Research Institute of Internal Medicine, Oslo University Hospital Rikshospitalet, Oslo, Norway; Department of Medicine, Diakonhjemmet Hospital, Oslo, Norway; Center for Heart Failure Research, Oslo University Hospital, Oslo, Norway; Institute of Clinical Medicine, University of Oslo, Norway.
William Harvey Research Institute, Barts and The London School of Medicine and Dentistry, Queen Mary University of London, Charterhouse Square, London, UK.
EBioMedicine. 2019 Aug;46:264-273. doi: 10.1016/j.ebiom.2019.07.024. Epub 2019 Jul 22.

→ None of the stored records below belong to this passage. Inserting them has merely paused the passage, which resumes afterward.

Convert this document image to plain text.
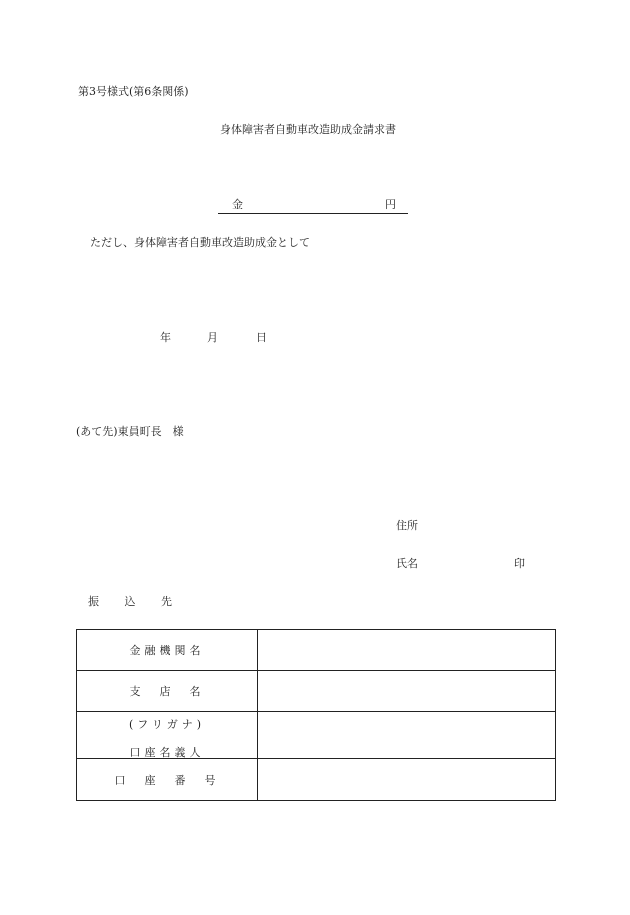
第3号様式(第6条関係)
身体障害者自動車改造助成金請求書
金	円
ただし、身体障害者自動車改造助成金として
年	月	日
(あて先)東員町長　様
住所
氏名	印
振 込 先
金融機関名	

支　店　名	

(フリガナ)
口座名義人	

口　座　番　号	
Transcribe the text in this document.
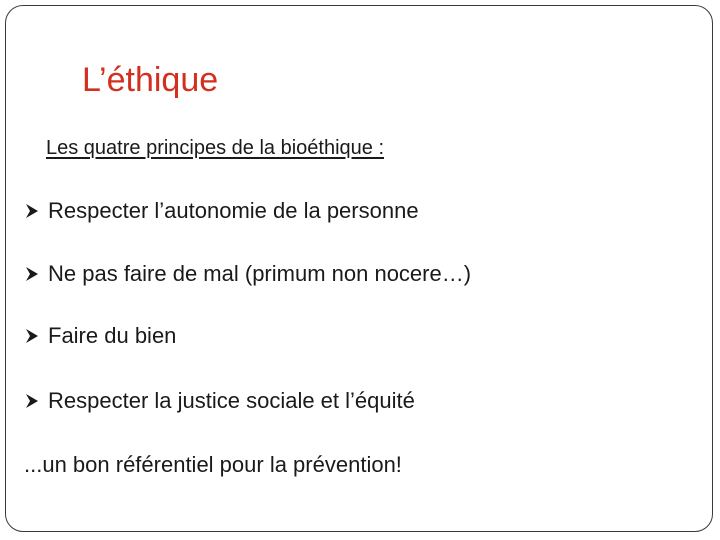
L’éthique
Les quatre principes de la bioéthique :
Respecter l’autonomie de la personne
Ne pas faire de mal (primum non nocere…)
Faire du bien
Respecter la justice sociale et l’équité
...un bon référentiel pour la prévention!
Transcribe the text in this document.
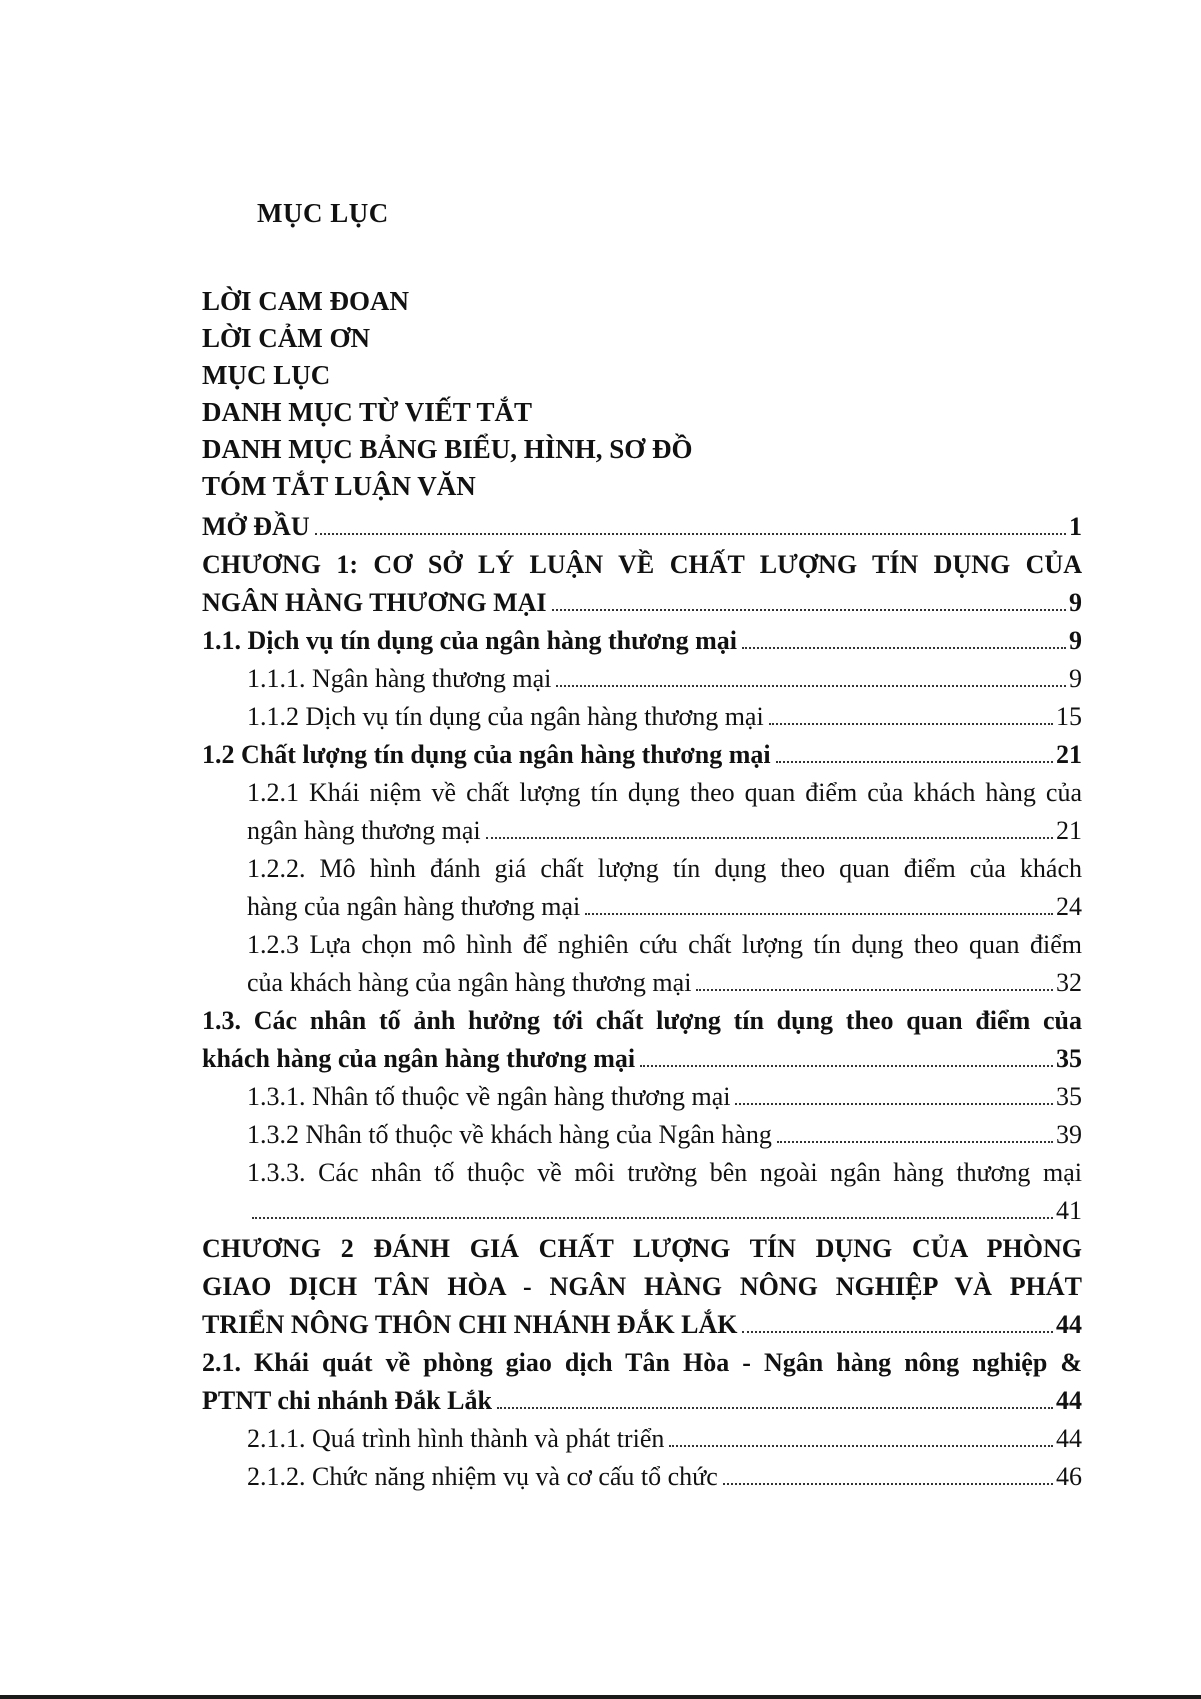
MỤC LỤC
LỜI CAM ĐOAN
LỜI CẢM ƠN
MỤC LỤC
DANH MỤC TỪ VIẾT TẮT
DANH MỤC BẢNG BIỂU, HÌNH, SƠ ĐỒ
TÓM TẮT LUẬN VĂN
MỞ ĐẦU	1
CHƯƠNG 1: CƠ SỞ LÝ LUẬN VỀ CHẤT LƯỢNG TÍN DỤNG CỦA
NGÂN HÀNG THƯƠNG MẠI	9
1.1. Dịch vụ tín dụng của ngân hàng thương mại	9
1.1.1. Ngân hàng thương mại	9
1.1.2 Dịch vụ tín dụng của ngân hàng thương mại	15
1.2 Chất lượng tín dụng của ngân hàng thương mại	21
1.2.1 Khái niệm về chất lượng tín dụng theo quan điểm của khách hàng của
ngân hàng thương mại	21
1.2.2. Mô hình đánh giá chất lượng tín dụng theo quan điểm của khách
hàng của ngân hàng thương mại	24
1.2.3 Lựa chọn mô hình để nghiên cứu chất lượng tín dụng theo quan điểm
của khách hàng của ngân hàng thương mại	32
1.3. Các nhân tố ảnh hưởng tới chất lượng tín dụng theo quan điểm của
khách hàng của ngân hàng thương mại	35
1.3.1. Nhân tố thuộc về ngân hàng thương mại	35
1.3.2 Nhân tố thuộc về khách hàng của Ngân hàng	39
1.3.3. Các nhân tố thuộc về môi trường bên ngoài ngân hàng thương mại
41
CHƯƠNG 2 ĐÁNH GIÁ CHẤT LƯỢNG TÍN DỤNG CỦA PHÒNG
GIAO DỊCH TÂN HÒA - NGÂN HÀNG NÔNG NGHIỆP VÀ PHÁT
TRIỂN NÔNG THÔN CHI NHÁNH ĐẮK LẮK	44
2.1. Khái quát về phòng giao dịch Tân Hòa - Ngân hàng nông nghiệp &
PTNT chi nhánh Đắk Lắk	44
2.1.1. Quá trình hình thành và phát triển	44
2.1.2. Chức năng nhiệm vụ và cơ cấu tổ chức	46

Termination of acute inflammation is an active process orchestrated by lipid mediators (LM) derived from polyunsaturated fatty acids, referred to as specialized pro-resolving mediators (SPM). These mediators also provide novel therapeutic opportunities for treating inflammatory disease. However, the regulation of these molecules following acute myocardial infarction (MI) remains of interest.
In this prospective observational study we aimed to profile plasma levels of SPMs in ST-elevation MI (STEMI) patients during the first week following MI. Plasma LM concentrations were measured in patients with STEMI (n = 15) at three time points and compared with stable coronary artery disease (CAD; n = 10) and healthy controls (n = 10).

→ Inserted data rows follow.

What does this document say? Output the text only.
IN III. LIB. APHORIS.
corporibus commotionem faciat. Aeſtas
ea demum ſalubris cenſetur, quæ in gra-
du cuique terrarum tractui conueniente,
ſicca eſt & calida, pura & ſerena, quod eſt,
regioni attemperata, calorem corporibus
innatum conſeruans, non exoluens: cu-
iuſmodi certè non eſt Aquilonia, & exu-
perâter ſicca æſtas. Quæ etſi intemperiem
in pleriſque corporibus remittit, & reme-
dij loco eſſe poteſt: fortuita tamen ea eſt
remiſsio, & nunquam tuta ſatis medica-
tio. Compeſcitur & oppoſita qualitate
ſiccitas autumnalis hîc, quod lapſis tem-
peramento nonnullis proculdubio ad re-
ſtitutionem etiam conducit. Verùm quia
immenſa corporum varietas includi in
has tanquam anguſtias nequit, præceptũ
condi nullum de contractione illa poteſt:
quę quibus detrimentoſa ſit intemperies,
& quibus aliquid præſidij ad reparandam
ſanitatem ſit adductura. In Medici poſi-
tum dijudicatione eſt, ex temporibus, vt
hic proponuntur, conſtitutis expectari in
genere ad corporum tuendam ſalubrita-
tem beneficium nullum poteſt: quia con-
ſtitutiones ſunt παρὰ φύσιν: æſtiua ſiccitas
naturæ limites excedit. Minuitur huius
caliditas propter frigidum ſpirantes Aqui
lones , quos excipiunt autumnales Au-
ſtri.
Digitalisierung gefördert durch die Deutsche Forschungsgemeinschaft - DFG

Our main findings were: (i) Immediately after onset of MI and before peak troponin T levels, STEMI patients had markedly increased levels of SPMs as compared with healthy controls and stable CAD patients, with levels of these mediators declining during follow-up. (ii) The increase in SPMs primarily reflected an increase in docosapentaenoic acid- and docosahexaenoic acid-derived protectins. (iii) Several individual protectins were correlated with the rapid increase in neutrophil counts, but not with CRP. (iv) A shift in 5-LOX activity from the leukotriene B pathway to the pro-resolving RvTs was observed.

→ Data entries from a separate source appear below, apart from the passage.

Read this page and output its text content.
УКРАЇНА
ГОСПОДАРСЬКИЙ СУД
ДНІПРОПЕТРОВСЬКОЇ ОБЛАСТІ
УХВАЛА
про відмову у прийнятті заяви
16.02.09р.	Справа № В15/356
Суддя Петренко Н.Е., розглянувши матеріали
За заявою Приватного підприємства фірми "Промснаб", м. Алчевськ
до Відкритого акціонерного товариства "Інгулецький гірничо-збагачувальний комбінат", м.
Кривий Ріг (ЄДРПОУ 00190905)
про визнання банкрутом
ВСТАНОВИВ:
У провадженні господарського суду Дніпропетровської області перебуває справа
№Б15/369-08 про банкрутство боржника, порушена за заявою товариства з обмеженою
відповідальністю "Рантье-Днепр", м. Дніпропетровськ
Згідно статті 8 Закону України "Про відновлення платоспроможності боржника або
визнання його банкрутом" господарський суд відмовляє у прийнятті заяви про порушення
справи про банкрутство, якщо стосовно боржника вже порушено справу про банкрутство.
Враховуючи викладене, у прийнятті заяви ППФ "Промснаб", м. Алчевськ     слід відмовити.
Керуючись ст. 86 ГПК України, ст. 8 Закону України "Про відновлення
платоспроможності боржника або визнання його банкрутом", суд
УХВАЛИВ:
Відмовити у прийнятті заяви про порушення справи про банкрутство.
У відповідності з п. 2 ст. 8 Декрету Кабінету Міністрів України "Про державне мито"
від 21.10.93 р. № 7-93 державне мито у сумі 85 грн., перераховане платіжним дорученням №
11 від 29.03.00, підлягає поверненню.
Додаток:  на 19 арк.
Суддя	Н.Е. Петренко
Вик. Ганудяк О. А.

The temporal regulation of SPMs indicates that resolution mechanisms are activated early during STEMI as part of an endogenous mechanism to initiate repair. Thus strategies to boost the activity and/or efficacy of these endogenous mechanisms may represent novel therapeutic opportunities for treatment of patients with MI. FUND: This work was supported by grants from the South-Eastern Norwegian regional health authority, the European Research Council under the European Union's Horizon 2020 research and innovation program, a Sir Henry Dale Fellowship jointly funded by the Wellcome Trust and the Royal Society, and the Barts Charity.
急性炎症的终止是由多不饱和脂肪酸衍生的脂质介质(LM),即所谓的专门的促解决介质(SPM)协调的主动过程。这些介质也为治疗炎症性疾病提供了新的治疗机会。然而,急性心肌梗死(MI)后这些分子的调节仍然是一个研究热点。
在这项前瞻性观察研究中,我们旨在分析 MI 后第一周 ST 段抬高型心肌梗死(STEMI)患者的 SPM 血浆水平谱。在三个时间点测量了 STEMI 患者(n=15)和稳定型冠心病(CAD;n=10)和健康对照组(n=10)的血浆 LM 浓度。
我们的主要发现是:(i)在 MI 发作后且在肌钙蛋白 T 峰值之前,STEMI 患者的 SPM 水平明显高于健康对照组和稳定型 CAD 患者,这些介质的水平在随访期间下降。(ii)SPM 的增加主要反映了二十二碳五烯酸和二十二碳六烯酸衍生的保护素的增加。(iii)几种个体保护素与中性粒细胞计数的快速增加相关,但与 CRP 无关。(iv)观察到 5-LOX 活性从白三烯 B 途径向促解决 RvTs 的转移。
SPM 的时间调节表明,在 STEMI 早期就激活了解决机制,作为启动修复的内源性机制的一部分。因此,增强这些内源性机制的活性和/或功效的策略可能代表治疗 MI 患者的新治疗机会。
这项工作得到了挪威东南地区卫生当局、欧盟地平线 2020 研究和创新计划下的欧洲研究理事会、惠康信托基金会和英国皇家学会共同资助的亨利·戴尔爵士奖学金以及 Barts 慈善基金会的支持。